Pour l’amour des lacs, des baleines et des jolis cœurs
On raconte qu’à l’époque des baleiniers, les marins partant pour de longs mois en mer, offraient à celle qui occupait leurs pensées, un noeud encore ébauché, en espérant qu’elles le complèteraient en signe de leurs sentiments réciproques. Il s’agissait du noeud (du lac) des amoureux. Si la belle le lui rendait détaché, mieux valait se faire une raison ou l’oublier. Si elle le lui rendait intact, le marin pouvait espérer son amitié. Et si elle le lui retournait bien serré (“souqué”), le marin transi d’amour pouvait alors rêver d’une belle histoire de cœur à débuter, voire des noces à son retour de voyage.
Croix du marin
Ce nœud, particulièrement décoratif en forme de croix, est un cousin des lacs d'amour et tirerait peut-être son nom de la constellation Crux indiquant le sud aux marins naviguant dans les mers en dessous de l'équateur. D’autres affirment qu’il est la version passionnée du noeud d’amour retourné par la belle à son soupirant en signe de sa flamme dévorante pour son marin...
Noeud d’amour celtique
Le noeud celtique ovale comporte des noeuds entrelacés comme deux cœurs imbriqués et représente l'amour entre deux personnes. Certaines sources prétendent que les Celtes échangeaient ces nœuds en guise de nos anneaux des temps modernes. Ce noeud est le plus simple de tous les noeuds d'amour celtiques. Il représente la vie éternelle et remonte à 2500 avant JC.
Noeud d’amour algérien
Qui sait, aurez-vous trouvé dans ce petit billet, un peu d’inspiration pour votre prochain cadeau amoureux. En attendant de l’offrir à l’élu(e) de votre cœur, je vous souhaite un excellent dimanche, pas trop venteux malgré l’arrivée de Dennis, que j’ai croisé à Nieuport aujourd’hui ! Sa rencontre m’a quelque peu soufflée...

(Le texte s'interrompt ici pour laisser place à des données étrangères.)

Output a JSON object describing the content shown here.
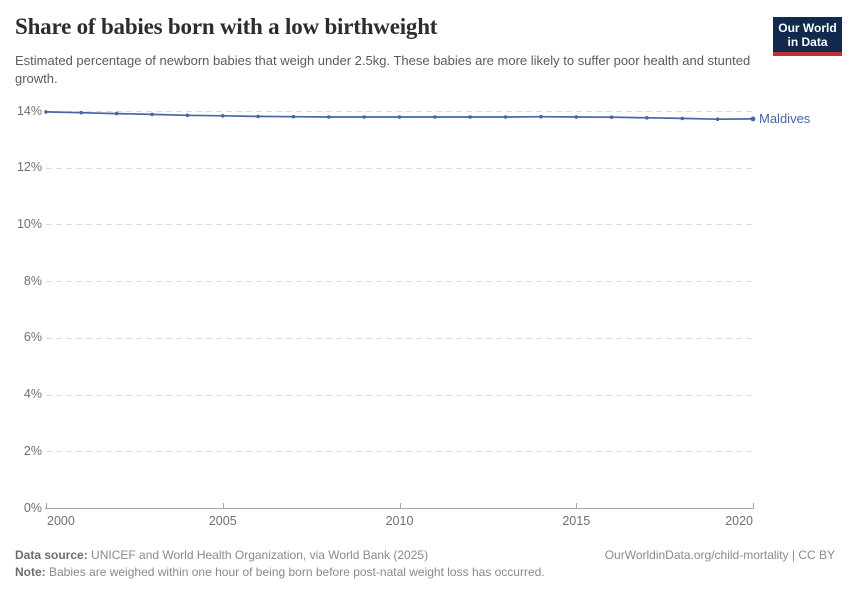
{
  "header": {
    "title": "Share of babies born with a low birthweight",
    "subtitle": "Estimated percentage of newborn babies that weigh under 2.5kg. These babies are more likely to suffer poor health and stunted growth.",
    "logo": {
      "line1": "Our World",
      "line2": "in Data",
      "bg_color": "#10294d",
      "bar_color": "#c5322d"
    }
  },
  "chart_data": {
    "type": "line",
    "title": "Share of babies born with a low birthweight",
    "xlabel": "",
    "ylabel": "",
    "xlim": [
      2000,
      2020
    ],
    "ylim": [
      0,
      14
    ],
    "grid": "horizontal-dashed",
    "legend_position": "end-of-line-label",
    "x_ticks": [
      {
        "value": 2000,
        "label": "2000"
      },
      {
        "value": 2005,
        "label": "2005"
      },
      {
        "value": 2010,
        "label": "2010"
      },
      {
        "value": 2015,
        "label": "2015"
      },
      {
        "value": 2020,
        "label": "2020"
      }
    ],
    "y_ticks": [
      {
        "value": 0,
        "label": "0%"
      },
      {
        "value": 2,
        "label": "2%"
      },
      {
        "value": 4,
        "label": "4%"
      },
      {
        "value": 6,
        "label": "6%"
      },
      {
        "value": 8,
        "label": "8%"
      },
      {
        "value": 10,
        "label": "10%"
      },
      {
        "value": 12,
        "label": "12%"
      },
      {
        "value": 14,
        "label": "14%"
      }
    ],
    "series": [
      {
        "name": "Maldives",
        "color": "#4666a5",
        "x": [
          2000,
          2001,
          2002,
          2003,
          2004,
          2005,
          2006,
          2007,
          2008,
          2009,
          2010,
          2011,
          2012,
          2013,
          2014,
          2015,
          2016,
          2017,
          2018,
          2019,
          2020
        ],
        "values": [
          13.97,
          13.94,
          13.91,
          13.88,
          13.85,
          13.83,
          13.81,
          13.8,
          13.79,
          13.79,
          13.79,
          13.79,
          13.79,
          13.79,
          13.8,
          13.79,
          13.78,
          13.76,
          13.74,
          13.71,
          13.72
        ]
      }
    ]
  },
  "footer": {
    "data_source_label": "Data source:",
    "data_source_text": " UNICEF and World Health Organization, via World Bank (2025)",
    "link_text": "OurWorldinData.org/child-mortality | CC BY",
    "note_label": "Note:",
    "note_text": " Babies are weighed within one hour of being born before post-natal weight loss has occurred."
  }
}
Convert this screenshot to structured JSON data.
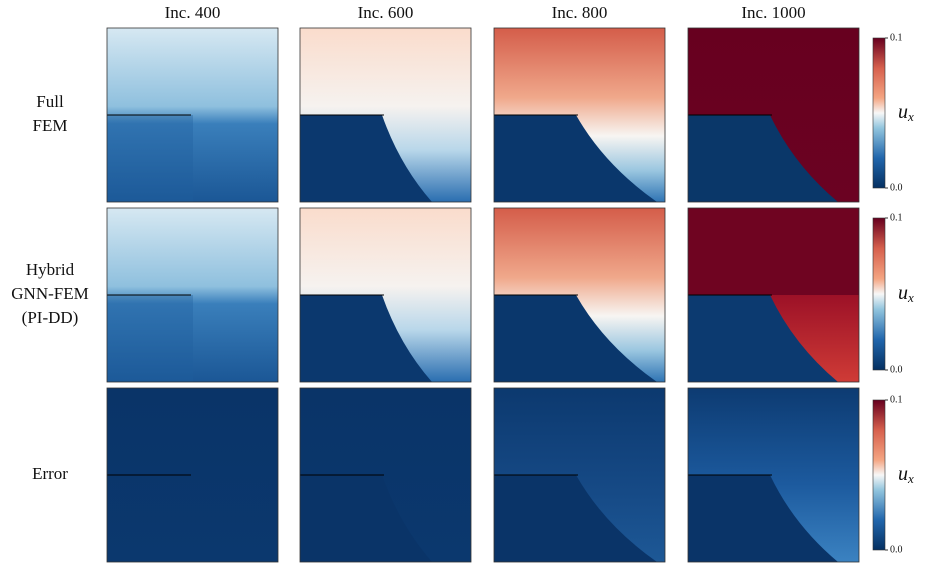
{
  "columns": [
    "Inc. 400",
    "Inc. 600",
    "Inc. 800",
    "Inc. 1000"
  ],
  "rows": [
    {
      "label": [
        "Full",
        "FEM"
      ]
    },
    {
      "label": [
        "Hybrid",
        "GNN-FEM",
        "(PI-DD)"
      ]
    },
    {
      "label": [
        "Error"
      ]
    }
  ],
  "colorbars": [
    {
      "label": {
        "base": "u",
        "sub": "x"
      },
      "ticks": [
        0.1,
        {
          "value": 0,
          "label": "0.0"
        }
      ]
    },
    {
      "label": {
        "base": "u",
        "sub": "x"
      },
      "ticks": [
        0.1,
        {
          "value": 0,
          "label": "0.0"
        }
      ]
    },
    {
      "label": {
        "base": "u",
        "sub": "x"
      },
      "ticks": [
        0.1,
        {
          "value": 0,
          "label": "0.0"
        }
      ]
    }
  ]
}
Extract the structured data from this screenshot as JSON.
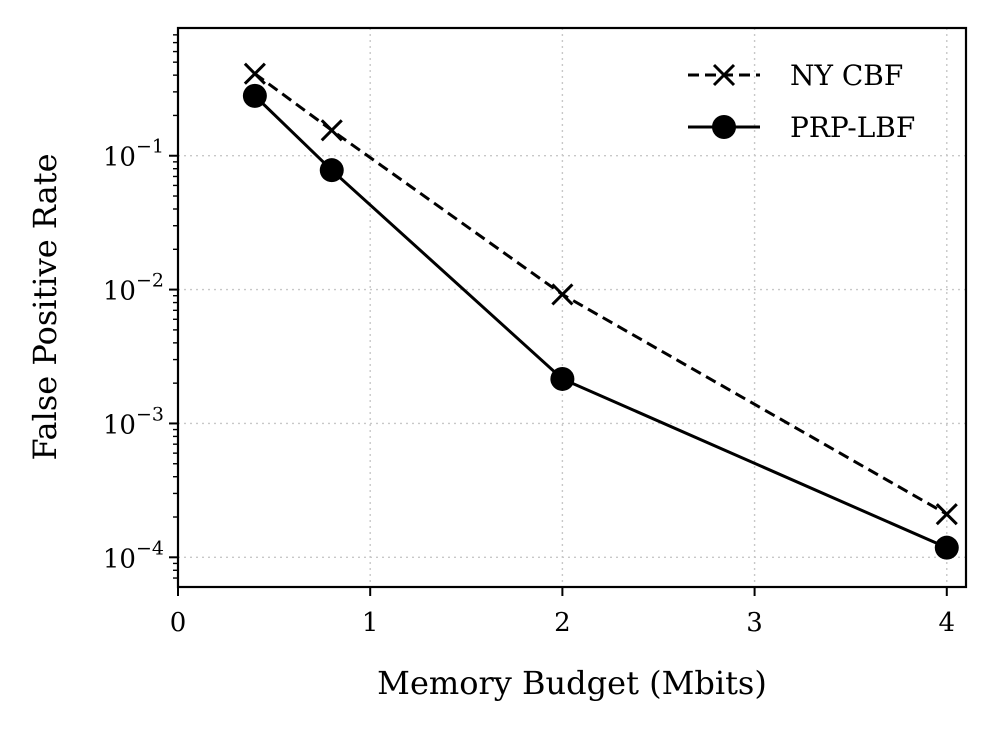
{
  "chart_data": {
    "type": "line",
    "xlabel": "Memory Budget (Mbits)",
    "ylabel": "False Positive Rate",
    "xlim": [
      0,
      4.1
    ],
    "ylim": [
      6e-05,
      0.9
    ],
    "yscale": "log",
    "x_ticks": [
      "0",
      "1",
      "2",
      "3",
      "4"
    ],
    "y_ticks": [
      {
        "base": "10",
        "exp": "−1",
        "value": 0.1
      },
      {
        "base": "10",
        "exp": "−2",
        "value": 0.01
      },
      {
        "base": "10",
        "exp": "−3",
        "value": 0.001
      },
      {
        "base": "10",
        "exp": "−4",
        "value": 0.0001
      }
    ],
    "grid": true,
    "legend_position": "top-right",
    "series": [
      {
        "name": "NY CBF",
        "x": [
          0.4,
          0.8,
          2,
          4
        ],
        "y": [
          0.41,
          0.155,
          0.0092,
          0.00021
        ],
        "line_style": "dashed",
        "marker": "x",
        "color": "#000000"
      },
      {
        "name": "PRP-LBF",
        "x": [
          0.4,
          0.8,
          2,
          4
        ],
        "y": [
          0.28,
          0.078,
          0.00215,
          0.000118
        ],
        "line_style": "solid",
        "marker": "circle",
        "color": "#000000"
      }
    ]
  }
}
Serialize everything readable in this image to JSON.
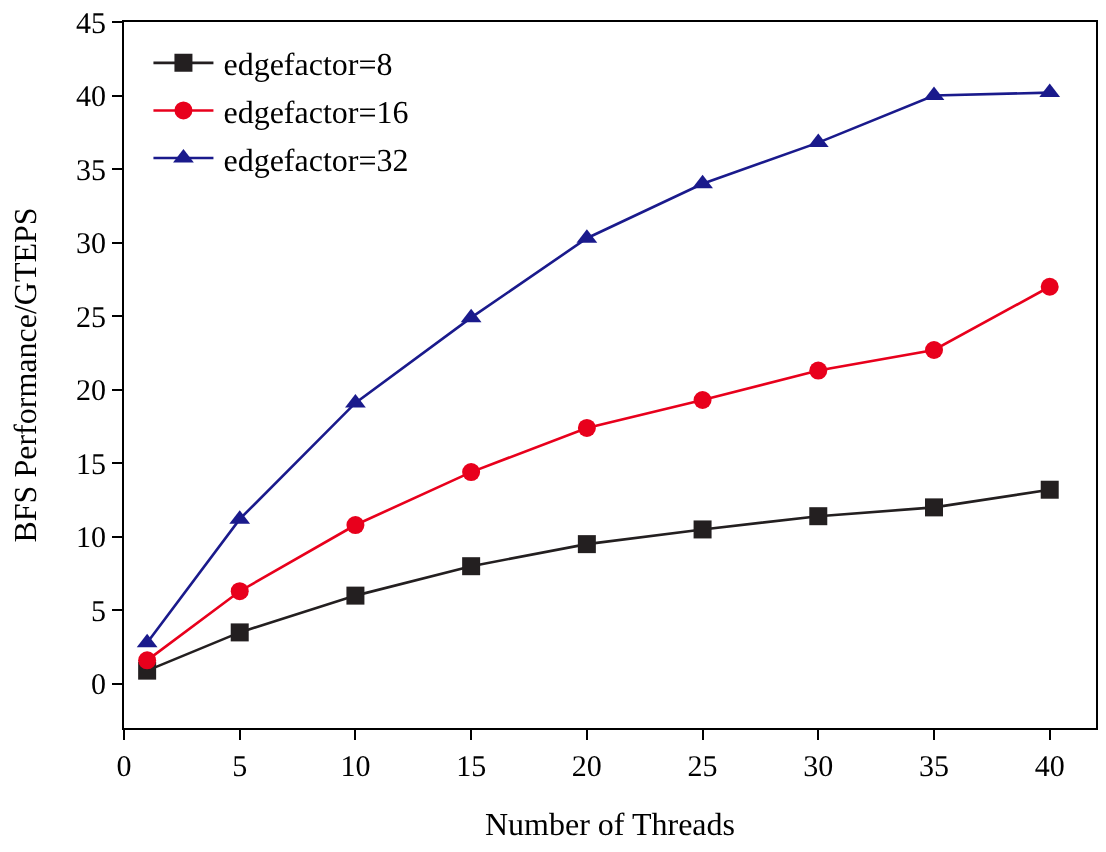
{
  "chart_data": {
    "type": "line",
    "xlabel": "Number of Threads",
    "ylabel": "BFS Performance/GTEPS",
    "x": [
      1,
      5,
      10,
      15,
      20,
      25,
      30,
      35,
      40
    ],
    "series": [
      {
        "name": "edgefactor=8",
        "color": "#231f20",
        "marker": "square",
        "values": [
          0.9,
          3.5,
          6.0,
          8.0,
          9.5,
          10.5,
          11.4,
          12.0,
          13.2
        ]
      },
      {
        "name": "edgefactor=16",
        "color": "#e8001c",
        "marker": "circle",
        "values": [
          1.6,
          6.3,
          10.8,
          14.4,
          17.4,
          19.3,
          21.3,
          22.7,
          27.0
        ]
      },
      {
        "name": "edgefactor=32",
        "color": "#1a1a8c",
        "marker": "triangle",
        "values": [
          2.8,
          11.2,
          19.1,
          24.9,
          30.3,
          34.0,
          36.8,
          40.0,
          40.2
        ]
      }
    ],
    "xlim": [
      0,
      42
    ],
    "xticks": [
      0,
      5,
      10,
      15,
      20,
      25,
      30,
      35,
      40
    ],
    "ylim": [
      -3,
      45
    ],
    "yticks": [
      0,
      5,
      10,
      15,
      20,
      25,
      30,
      35,
      40,
      45
    ],
    "legend": "top left",
    "line_style": "solid"
  }
}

Que lisez-vous en ce moment ? Moi, je me suis plongée dans “Le Bathyscaphe d'Alexandre".
Un livre qui plaira probablement plus aux historiens qu'aux amateurs de croisière. Je prends néanmoins ma chance de partager ici mes impressions d'un ouvrage qui m'a étonnée et charmée de ses ressources et son caractère scientifique. Cette œuvre sur le monde maritime à l'époque médiévale est le résultat d’une écriture collégiale entre treize jeunes chercheurs historiens/littéraires médiévistes et publié sous le label du groupe Questes. Cet ouvrage allie deux sujets qui me passionnent : mer et une période de l’histoire bien moins noire et incroyablement riche en découvertes que l'on n'a souvent eu tendance à la dépeindre. Idéal pour me plaire...
La légende d’Alexandre
Le Roman d’Alexandre est un recueil de légendes concernant les exploits d'Alexandre le Grand. Source des différents miroirs des princes médiévaux, il fut, malgré la diversité des versions, l’un des livres les plus répandus au Moyen Âge, objet des premières traductions dans les langues vernaculaires d'Europe. Concernant la littérature française, le poème d'Alexandre de Paris (Li romans d’Alixandre) marque l’apparition du vers de douze syllabes, nommé depuis pour cette raison alexandrin. (Source Wikipedia)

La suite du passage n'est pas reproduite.